Beribadah di bale gong yang berlantai keramik berarti tidak ada tempat untuk menancapkan dupa. Walhasil sela-sela lutut pun menjadi korban supaya dupa bisa berdiri. Peringatan-peringatan pada mereka yang duduk tepat di depan untuk tidak mundur agak tak tersundut dupa muncul di sana-sini, ditimpali seruan-seruan untuk lebih cepat lagi menyelesaikan persiapan sembahyang. Syukurlah, menurut pengumuman, Jro Mangku akan segera memulai persembahyangan.

“Sampun sami pulih sekar wyadin asep?” (Sudah semua mendapat bunga dan dupa?)

“Sampuuun…” (Sudah…)

Saya adalah salah satu yang menyeru paling sering. Habis, tak kuat duduk lama-lama!

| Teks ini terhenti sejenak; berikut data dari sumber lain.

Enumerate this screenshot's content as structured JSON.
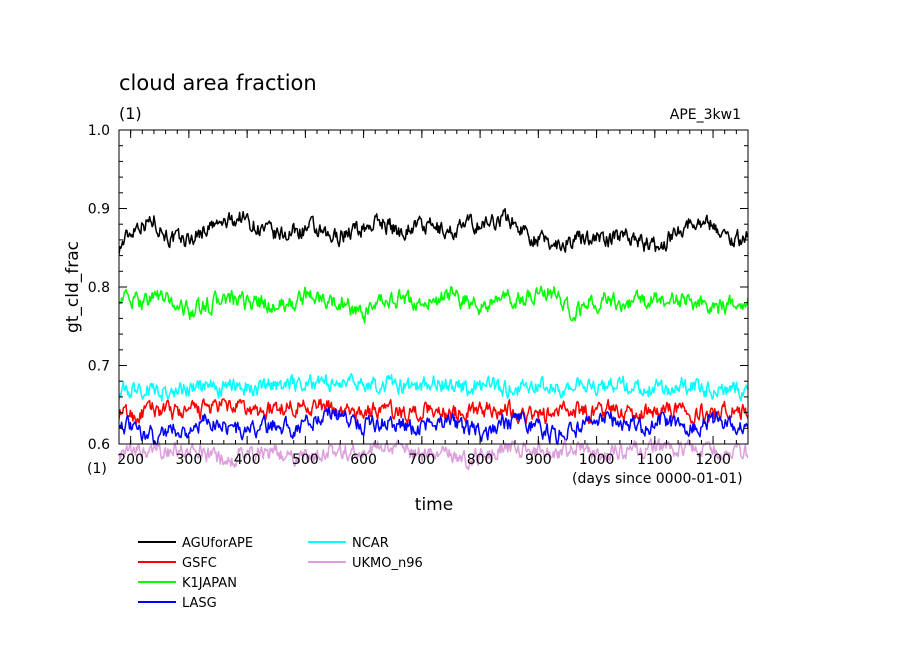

Satu kata untuk persembahyangan di Pura Airlangga: panas, bagi kami yang masih kena sinar matahari. Ibarat kata sudah kering, dijemur sampai jadi lebih kering lagi. Pasir pantai yang menjadi lantai di pura ini tentunya terasa makin membara bagi orang-orang yang duduk di sana. Namun demikian, warnanya cukup cantik masuk ke mata, berpadu dengan putih baju sembahyang para peziarah. (Saya mencoba abai bahwa orang-orang di depan, kendati tidak dapat terik matahari, juga kepanasan).

Ketika mengedarkan pandang, papan di pelinggih kecil di samping gedong Airlangga membuat saya tertarik. Selain karena namanya, ukuran dua pelinggih ini seperti kontras dengan perbandingan yang menyeramkan. Padahal dari nama yang tertera di sana, yang ditempatkan di sini adalah raja terbesar Kerajaan Gelgel pada masanya.

Dalem Waturenggong

Tugu peringatan Dalem Waturenggong, berdampingan dengan pelinggih Prabu Airlangga. Namanya Dalem Waturenggong. Ia raja Bali ketiga dari kerajaan Gelgel yang memerintah sekitar abad ke-16 M, setelah ayahnya, Dalem Ketut Ngulesir (Dalem Gelgel). Raja inilah yang nantinya menurunkan generasi penguasa Bali sampai sekitar awal abad ke-20. Masa pemerintahannya terkenal sebagai masa keemasan Kerajaan Bali-Gelgel, setelah kejatuhan Kerajaan Bali-Samprangan di tangan kakek-kakeknya karena kekosongan pemerintahan.

Pada masa kekuasaannya, kebudayaan Hindu-Bali berkembang dengan begitu pesatnya. Bali membentuk suatu identitas yang berbeda dengan kebudayaan Hindu-Majapahit yang sirna seiring dengan berkembangnya kerajaan Demak di pesisir utara Jawa. Sebabnya karena Dalem Waturenggong, yang tadinya menjadi raja bawahan, melepaskan diri dari Jawa. Ia tidak ingin dimasuki pengaruh Islam yang sedang menyebar sampai ke pelosok di sana.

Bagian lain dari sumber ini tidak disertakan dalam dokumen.